Dickens's characters are great conversationalists; they have rich mental models of each others' minds. Doctor Manette has awoken from nine days of relapse into shoemaking, and Mr. Lorry needs to broach the subject.
"My dear Manette, I am anxious to have your opinion, in confidence, on a very curious case in which I am deeply interested; that is to say, it is very curious to me; perhaps, to your better information it may be less so."Lorry goes on to describe the patient's condition, probing gently for more details and asking the doctor for his interpretation. Doctor Manette and Mr. Lorry step out of their world into the world Mr. Lorry conjures, of a different friend and a different afflicted man. This is a useful fiction--it allow the doctor to approach the painful subject at his own pace while allowing the real encounter, which might be blocked up with shame or danger, to recede from reality.
...
"Be explicit," said the Doctor. "Spare no detail."

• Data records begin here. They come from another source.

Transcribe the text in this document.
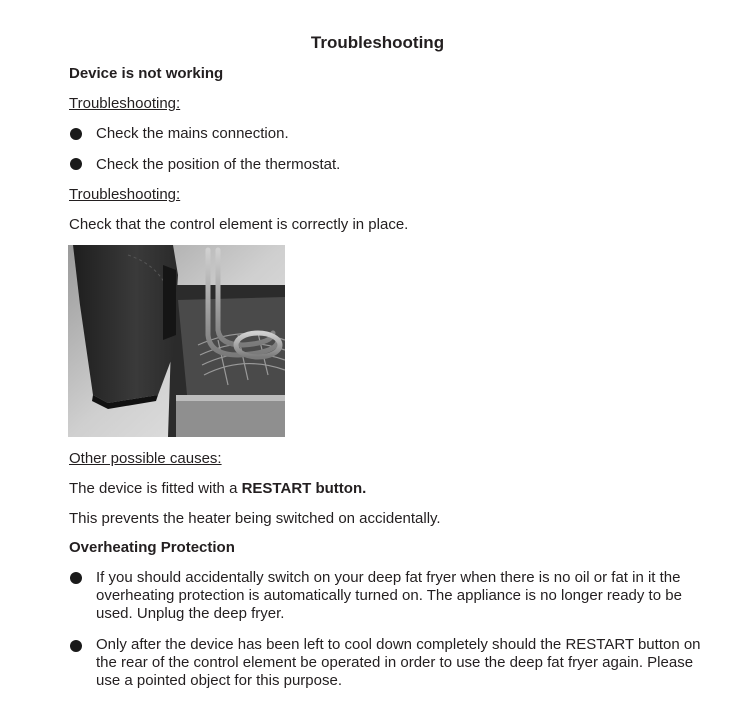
Troubleshooting
Device is not working
Troubleshooting:
Check the mains connection.
Check the position of the thermostat.
Troubleshooting:
Check that the control element is correctly in place.
Other possible causes:
The device is fitted with a RESTART button.
This prevents the heater being switched on accidentally.
Overheating Protection
If you should accidentally switch on your deep fat fryer when there is no oil or fat in it the overheating protection is automatically turned on. The appliance is no longer ready to be used. Unplug the deep fryer.
Only after the device has been left to cool down completely should the RESTART button on the rear of the control element be operated in order to use the deep fat fryer again. Please use a pointed object for this purpose.
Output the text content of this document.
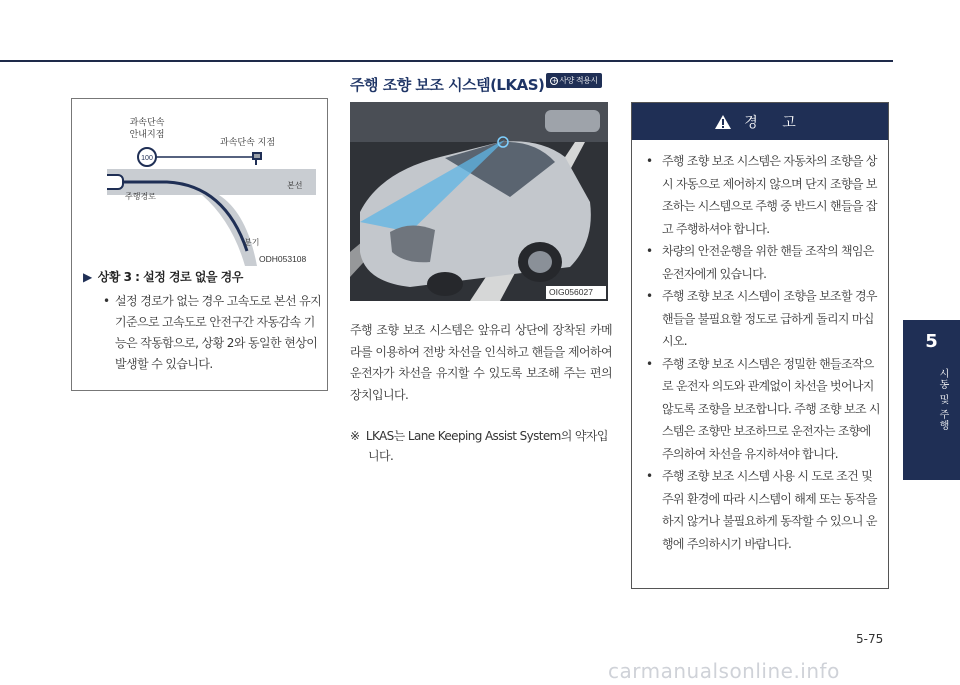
주행 조향 보조 시스템(LKAS)	+ 사양 적용시
100
과속단속
안내지점
과속단속 지점
본선
주행경로
분기
ODH053108
▶ 상황 3 : 설정 경로 없을 경우
• 설정 경로가 없는 경우 고속도로 본선 유지 기준으로 고속도로 안전구간 자동감속 기능은 작동함으로, 상황 2와 동일한 현상이 발생할 수 있습니다.
OIG056027
주행 조향 보조 시스템은 앞유리 상단에 장착된 카메라를 이용하여 전방 차선을 인식하고 핸들을 제어하여 운전자가 차선을 유지할 수 있도록 보조해 주는 편의장치입니다.
※ LKAS는 Lane Keeping Assist System의 약자입니다.
경 고
• 주행 조향 보조 시스템은 자동차의 조향을 상시 자동으로 제어하지 않으며 단지 조향을 보조하는 시스템으로 주행 중 반드시 핸들을 잡고 주행하셔야 합니다.
• 차량의 안전운행을 위한 핸들 조작의 책임은 운전자에게 있습니다.
• 주행 조향 보조 시스템이 조향을 보조할 경우 핸들을 불필요할 정도로 급하게 돌리지 마십시오.
• 주행 조향 보조 시스템은 정밀한 핸들조작으로 운전자 의도와 관계없이 차선을 벗어나지 않도록 조향을 보조합니다. 주행 조향 보조 시스템은 조향만 보조하므로 운전자는 조향에 주의하여 차선을 유지하셔야 합니다.
• 주행 조향 보조 시스템 사용 시 도로 조건 및 주위 환경에 따라 시스템이 해제 또는 동작을 하지 않거나 불필요하게 동작할 수 있으니 운행에 주의하시기 바랍니다.
5
시동 및 주행
5-75
carmanualsonline.info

Mr. Lorry saw that they understood one another, and proceeded. (199-200)
Other realities abound here: Jarvis Lorry reiterates constantly that he is "a mere man of business, unfit to cope with such intricate and difficult matters" while he tenderly and carefully helps his friend to come to terms with the relapse. Manette's identity as a shoemaker is similarly a useful fiction. Posing as the doctor offering a diagnosis, he tells Mr. Lorry why he keeps the shoemaker's tools:
It is very hard to explain, consistently, the innermost workings of this poor man's mind. He once yearned so frightfully for that occupation, and it was so welcome when it came; no doubt it relieved his pain so much, by substituting the perplexity of the fingers for the perplexity of the brain, and by substituting, as he became more practised, the ingenuity of the hands for the ingenuity of the mental torture that he has never been able to bear the thought of putting quite out of his reach. Even now, when I believe he is more hopeful of himself than he has ever been, and even speaks of himself with a kind of confidence, the idea that he might need that old employment, and not find it, fives him a sudden sense of terror, like that which one may fancy strikes to the heard of a lost child." (203-204)As he concludes his account, it attaches to the outer reality: the doctor "looked like his illustration," his terror confessing to his identification as the patient in Lorry's story.
I have frequently seen my students use fictions in similar ways, to talk about their identities or their relationships. Fiction gives us plausible deniability, a safe space to try out possibilities without incurring real-world consequences on ourselves or on those around us. Shared fiction allows minds to commingle without barriers; it is the deepest form of communication.
But if fiction is to be useful, it must return to reality. Otherwise it generates nothing; it is mere escapism. The chapter ends with Manette giving up his shoemaker's tools, surrendering the alluring possibility of flight from the world. We read, and explore possibilities. Then we must return to the world and act.